Copper prices approached record highs in mid-May 2026 as speculative investments surged amid concerns over sulfur supply disruptions tied to Middle East conflicts and rising demand from artificial intelligence (AI) sectors [1, 2]. The London Metal Exchange (LME) 3-month copper futures reached $14,196 per ton on May 13, close to January’s peak, while prices stood near $13,655 per ton later in the month [2].

Investor interest intensified, with net long positions in LME copper contracts nearly doubling to 40,000 contracts by mid-May, up from early April levels, signaling strong speculative bets driving prices upward [2]. These positions reflect market anxieties about supply constraints coupled with booming demand.

Sulfur is critical for copper smelting, but supply risks have escalated amid geopolitical tensions in the Middle East. Conflicts disrupting sulfur exports, especially linked to Iranian activity near the Strait of Hormuz, have heightened fears of reduced sulfur availability [1, 2]. Adding to shortages, China temporarily halted sulfur exports to prioritize domestic needs, further straining global sulfur acid supplies essential for copper processing [2].
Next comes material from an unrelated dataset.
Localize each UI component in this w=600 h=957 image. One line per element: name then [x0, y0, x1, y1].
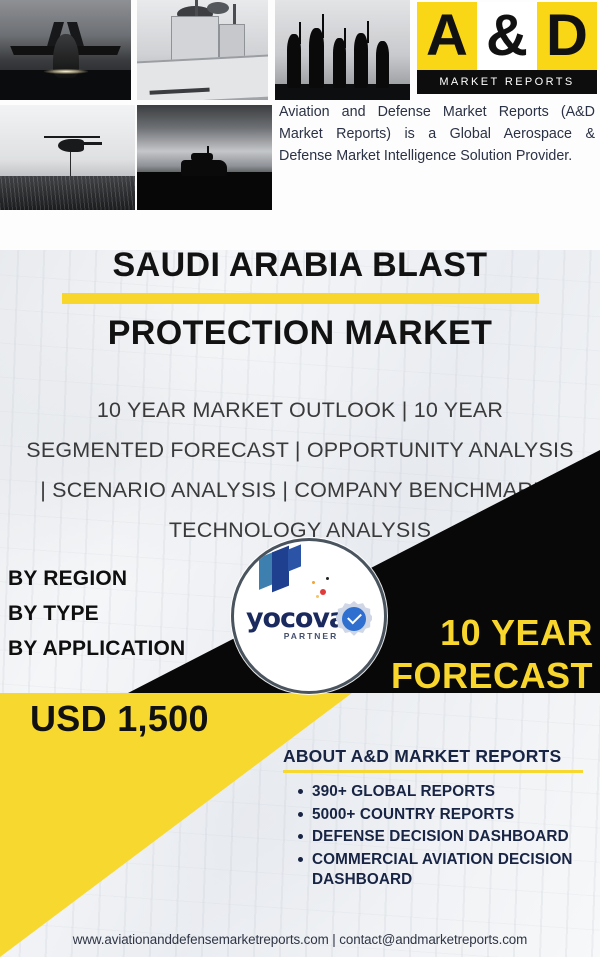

Supply uncertainties also stem from operational challenges at key mines. Indonesia’s Grasberg mine has yet to fully restart following landslide damage last year, while a major copper mine in Panama remains halted, limiting output and tightening physical supply [2].

Earlier in 2026, copper prices fell temporarily in late March amid uncertainty over Middle East dynamics but rebounded strongly as concerns deepened and demand for copper in AI infrastructure projects surged [1]. AI-related demand primarily arises from large-scale data center construction, a key driver behind the steep price gains observed this year [1, 2].

The copper market faces continued volatility as sulfur supply risks and mine disruptions persist. Investors will watch for further price movement and the timeline for mine restarts as well as geopolitical developments in the Middle East.